Sono stati presentati oggi in Commissione consiliare i dati 2012 sull’incidentalità e l’andamento complessivo degli ultimi dieci anni. Gli incidenti sul territorio della provincia di Bologna sono passati dai 5.423 del 2001 ai 3.754 del 2012; i feriti da 7.579 a 5.151 e i morti da 131 a 73. Dai dati emerge che negli ultimi dieci anni, grazie agli interventi di messa in sicurezza sulle sole strade provinciali, c’è stato un risparmio di circa 30 milioni di euro per la collettività in termini di costo sociale risparmiato.
“Pur in una situazione di grande difficoltà per le nostre risorse – ha spiegato l’assessore ali Lavori Pubblici Maria Bernardetta Chiusoli – la Giunta della Provincia ha scelto di proseguire, anche in questo ultimo anno di mandato, con l’attività (non obbligatoria) dell’Osservatorio Provinciale dell’Incidentalità Stradale che ci permette di intervenire nei punti più critici per la sicurezza stradale raggiungendo risultati in linea con gli obiettivi che pone l’Europa.
L’obiettivo europeo del dimezzamento del numero dei morti per incidente stradale prefissato per il 2010 – prosegue Chiusoli – è stato infatti raggiunto, pur con un anno di ritardo, mentre in base ai dati del 2012, risultiamo in linea con il nuovo sentiero-obiettivo che prevede un ulteriore dimezzamento delle vittime entro il 2020”.
In commissione sono stati inoltre illustrati puntualmente gli interventi effettuati dalla Provincia nei punti più critici dove si evidenzia un netto calo di incidenti, feriti e morti e del conseguente costo sociale.

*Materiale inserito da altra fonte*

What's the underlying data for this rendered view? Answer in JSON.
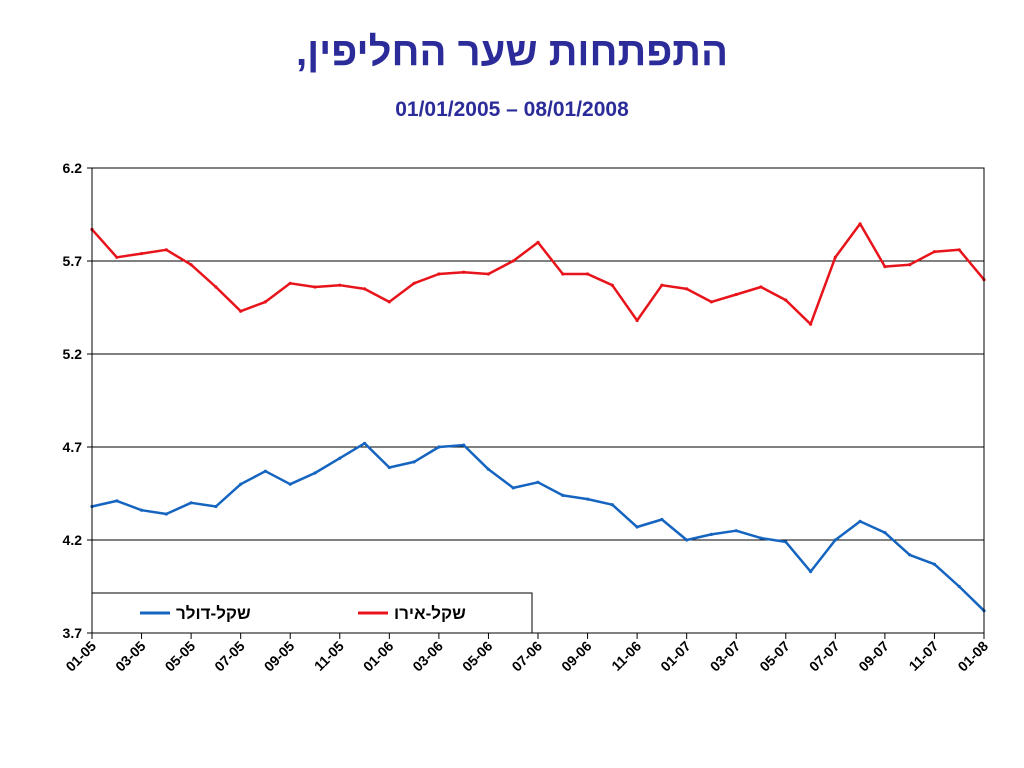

All’Intersezione SP3 Trasversale di Pianura–SP18 Padullese – per esempio – si è passati da 9 incidenti, 16 feriti e 1 morto prima dell’intervento a 1 incidente con 1 ferito e nessun morto dopo la realizzazione dell’intervento di messa in sicurezza (3.850.000 euro). Passando da un costo sociale medio annuo di 367.504 euro ad uno di 12.272 euro.

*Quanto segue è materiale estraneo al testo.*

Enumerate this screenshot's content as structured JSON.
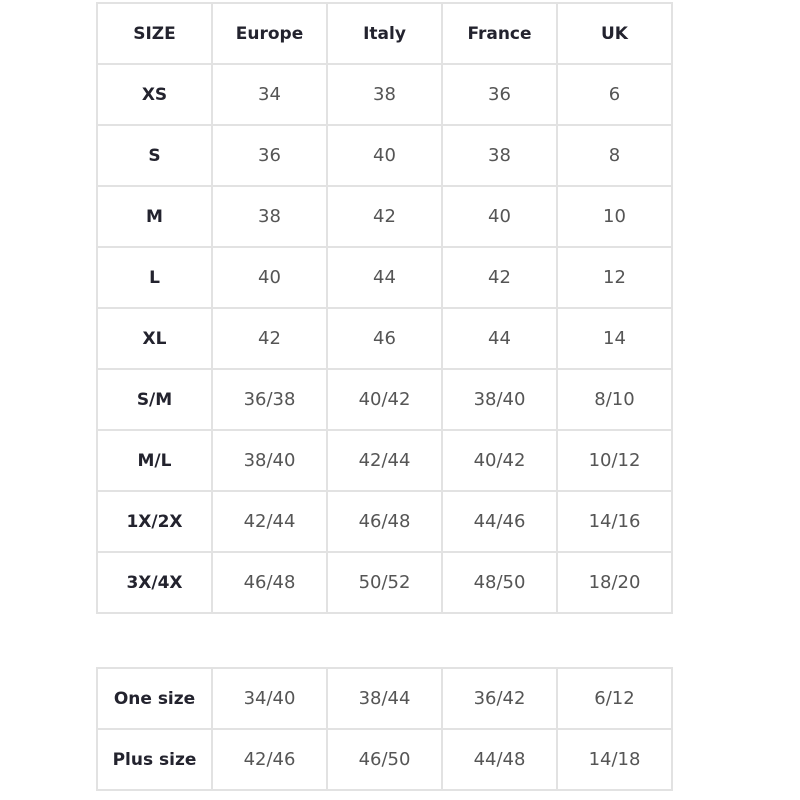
{
  "main_table": {
    "headers": [
      "SIZE",
      "Europe",
      "Italy",
      "France",
      "UK"
    ],
    "rows": [
      [
        "XS",
        "34",
        "38",
        "36",
        "6"
      ],
      [
        "S",
        "36",
        "40",
        "38",
        "8"
      ],
      [
        "M",
        "38",
        "42",
        "40",
        "10"
      ],
      [
        "L",
        "40",
        "44",
        "42",
        "12"
      ],
      [
        "XL",
        "42",
        "46",
        "44",
        "14"
      ],
      [
        "S/M",
        "36/38",
        "40/42",
        "38/40",
        "8/10"
      ],
      [
        "M/L",
        "38/40",
        "42/44",
        "40/42",
        "10/12"
      ],
      [
        "1X/2X",
        "42/44",
        "46/48",
        "44/46",
        "14/16"
      ],
      [
        "3X/4X",
        "46/48",
        "50/52",
        "48/50",
        "18/20"
      ]
    ]
  },
  "extra_table": {
    "rows": [
      [
        "One size",
        "34/40",
        "38/44",
        "36/42",
        "6/12"
      ],
      [
        "Plus size",
        "42/46",
        "46/50",
        "44/48",
        "14/18"
      ]
    ]
  }
}
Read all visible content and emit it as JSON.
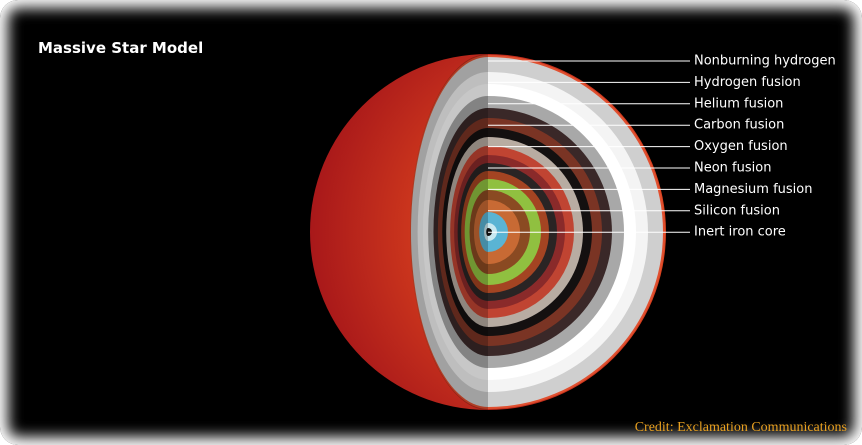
{
  "title": "Massive Star Model",
  "labels": [
    "Nonburning hydrogen",
    "Hydrogen fusion",
    "Helium fusion",
    "Carbon fusion",
    "Oxygen fusion",
    "Neon fusion",
    "Magnesium fusion",
    "Silicon fusion",
    "Inert iron core"
  ],
  "credit": "Credit: Exclamation Communications"
}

All’Intersezione SP46 Castel Maggiore Granarolo–Via Cadriano si è passati da 10 incidenti, 15 feriti e 2 morti prima dell’intervento (costo sociale medio annuo 778.666 euro) a nessun incidente dopo la realizzazione dell’intervento: una rotonda costata “solo” 300.000 euro.

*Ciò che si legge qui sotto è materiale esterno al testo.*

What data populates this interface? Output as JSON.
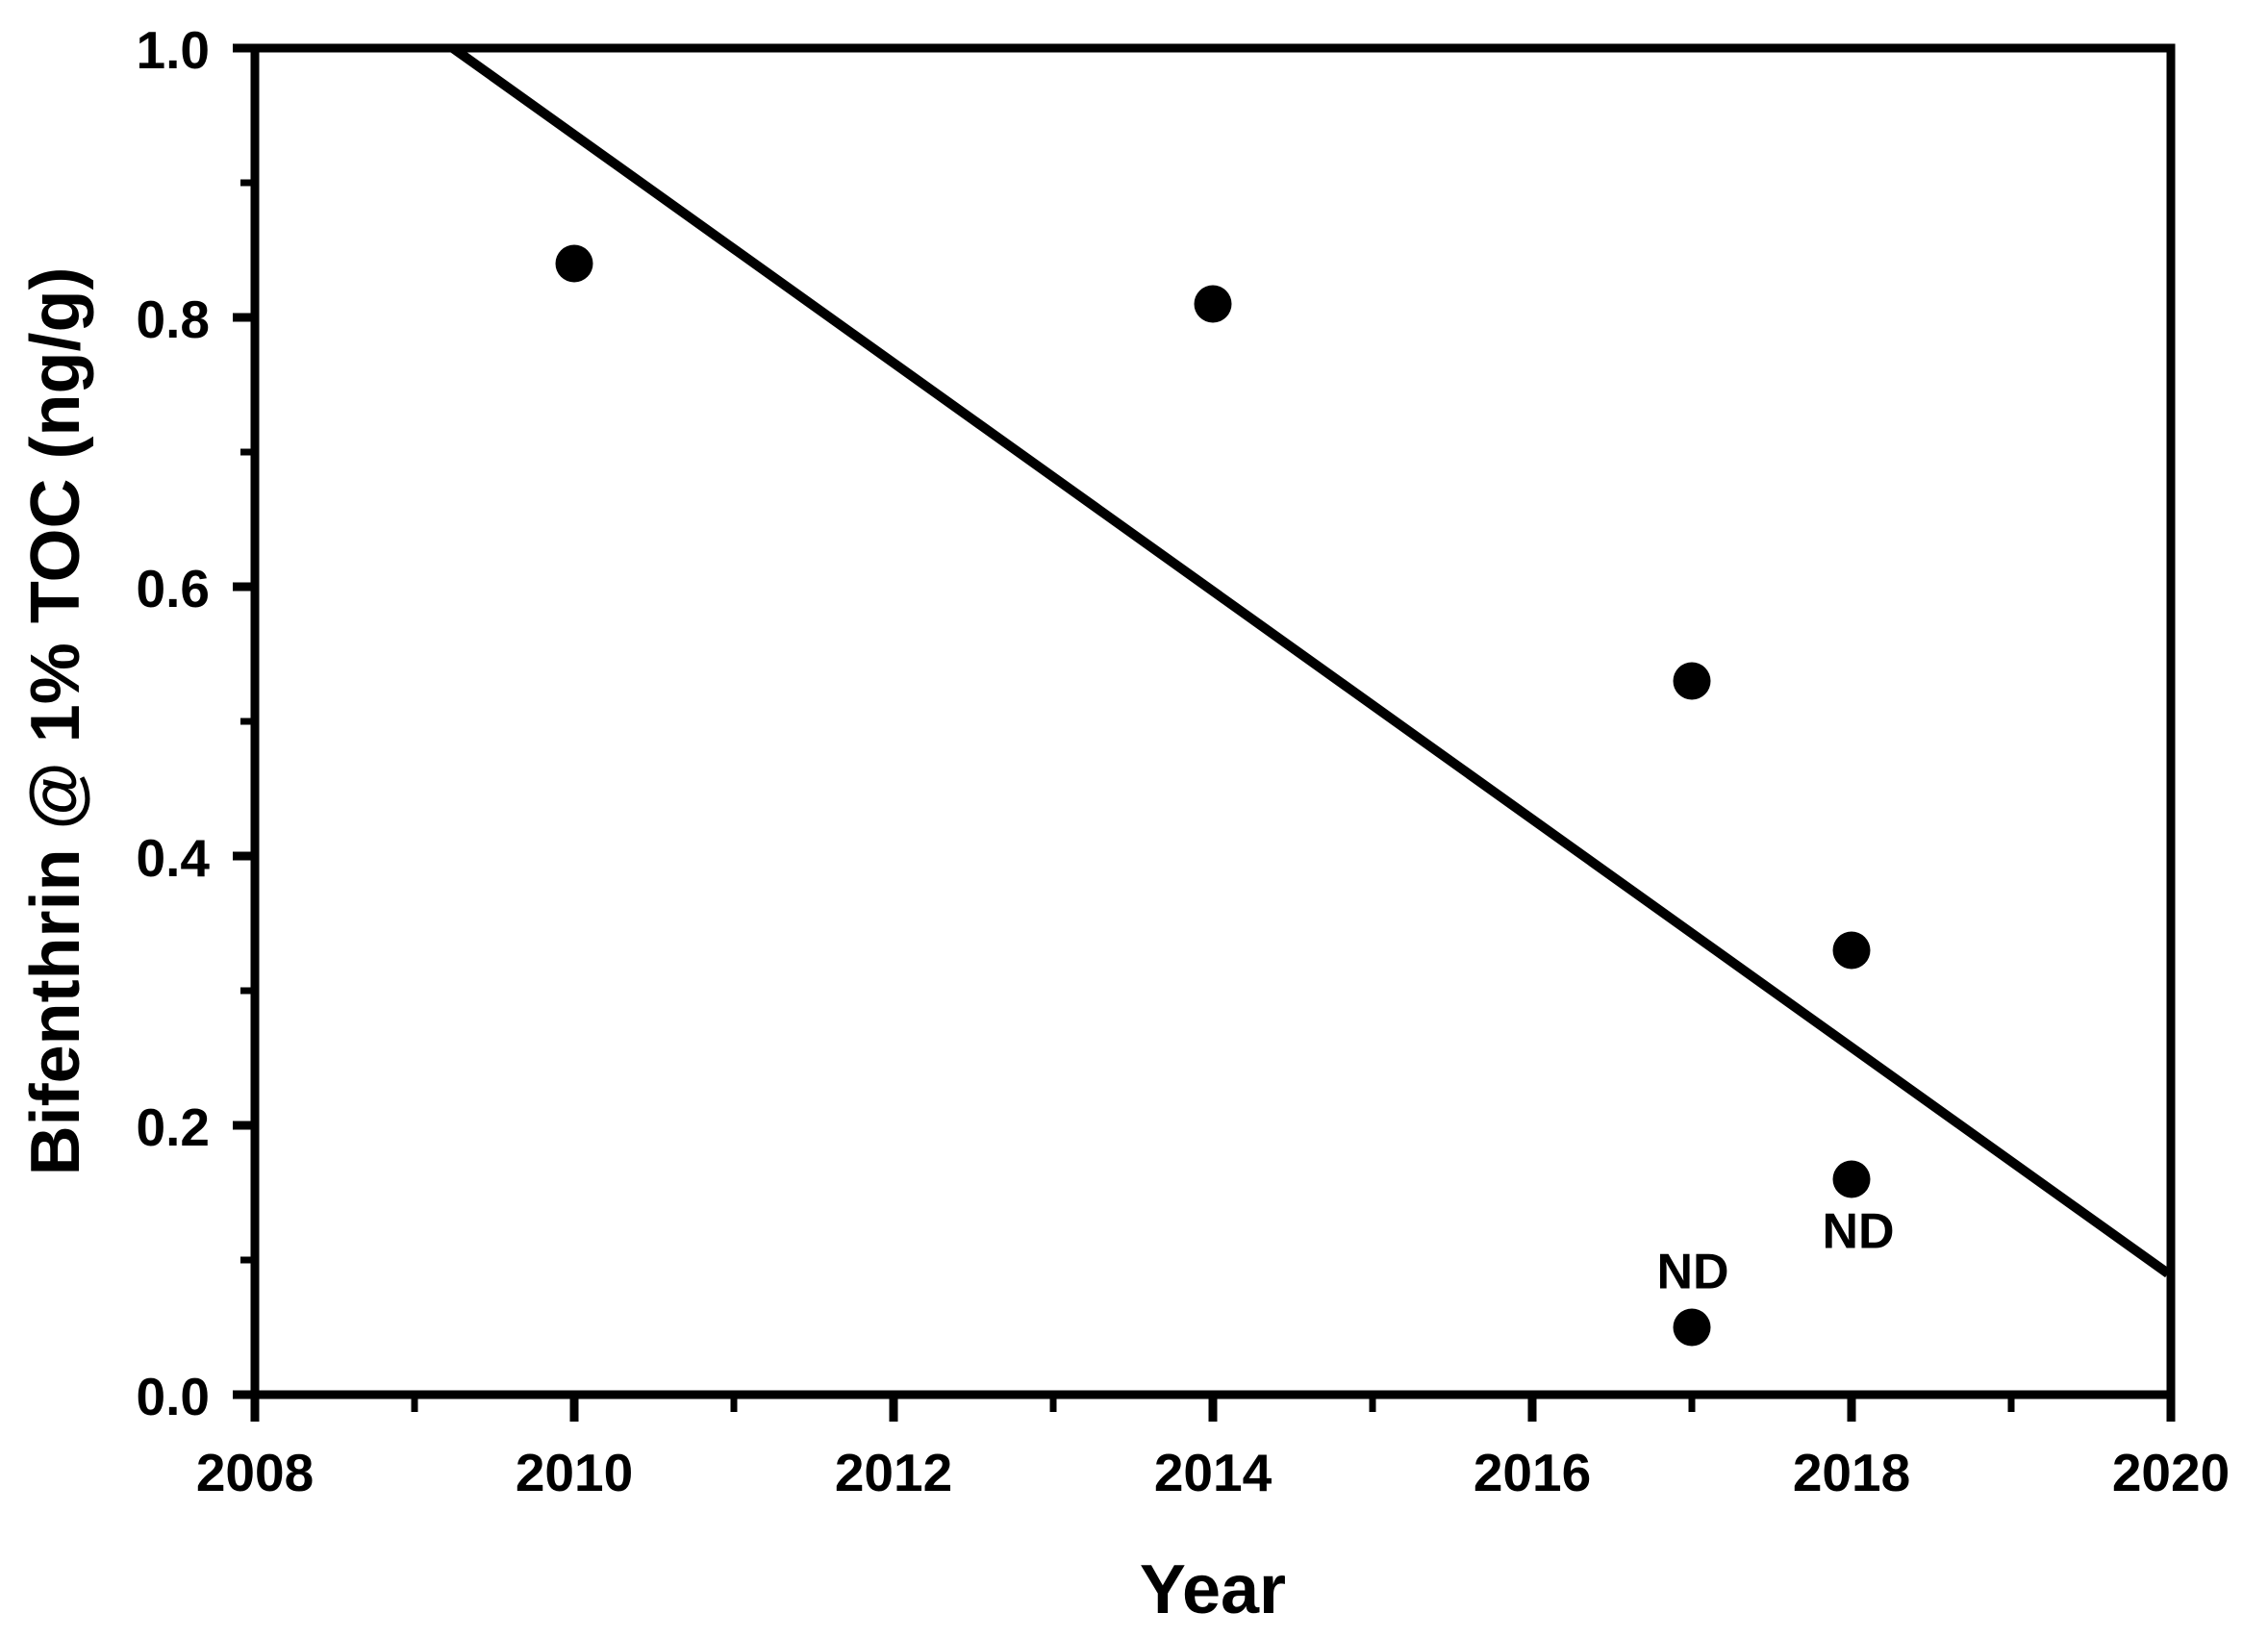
{
  "figure": {
    "background": "#ffffff",
    "ink": "#000000"
  },
  "chart_data": {
    "type": "scatter",
    "title": "",
    "xlabel": "Year",
    "ylabel": "Bifenthrin @ 1% TOC (ng/g)",
    "xlim": [
      2008,
      2020
    ],
    "ylim": [
      0.0,
      1.0
    ],
    "x_major_ticks": [
      2008,
      2010,
      2012,
      2014,
      2016,
      2018,
      2020
    ],
    "x_minor_ticks": [
      2009,
      2011,
      2013,
      2015,
      2017,
      2019
    ],
    "y_major_ticks": [
      0.0,
      0.2,
      0.4,
      0.6,
      0.8,
      1.0
    ],
    "y_minor_ticks": [
      0.1,
      0.3,
      0.5,
      0.7,
      0.9
    ],
    "grid": false,
    "legend_position": "none",
    "marker": "circle-filled",
    "marker_color": "#000000",
    "points": [
      {
        "x": 2010,
        "y": 0.84
      },
      {
        "x": 2014,
        "y": 0.81
      },
      {
        "x": 2017,
        "y": 0.53
      },
      {
        "x": 2018,
        "y": 0.33
      },
      {
        "x": 2018,
        "y": 0.16,
        "label": "ND",
        "label_position": "below"
      },
      {
        "x": 2017,
        "y": 0.05,
        "label": "ND",
        "label_position": "above"
      }
    ],
    "trend_line": {
      "x1": 2009.24,
      "y1": 1.0,
      "x2": 2020,
      "y2": 0.09
    }
  }
}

Dai dati del 2012 risulta inoltre che i sette centri abitati della SP610 “Selice o Montanara imolese”, nei quali la Provincia è recentemente intervenuta con uno specifico progetto di messa in sicurezza, sono “usciti” dalla graduatoria dei centri abitati a maggiore incidentalità lungo strade provinciali.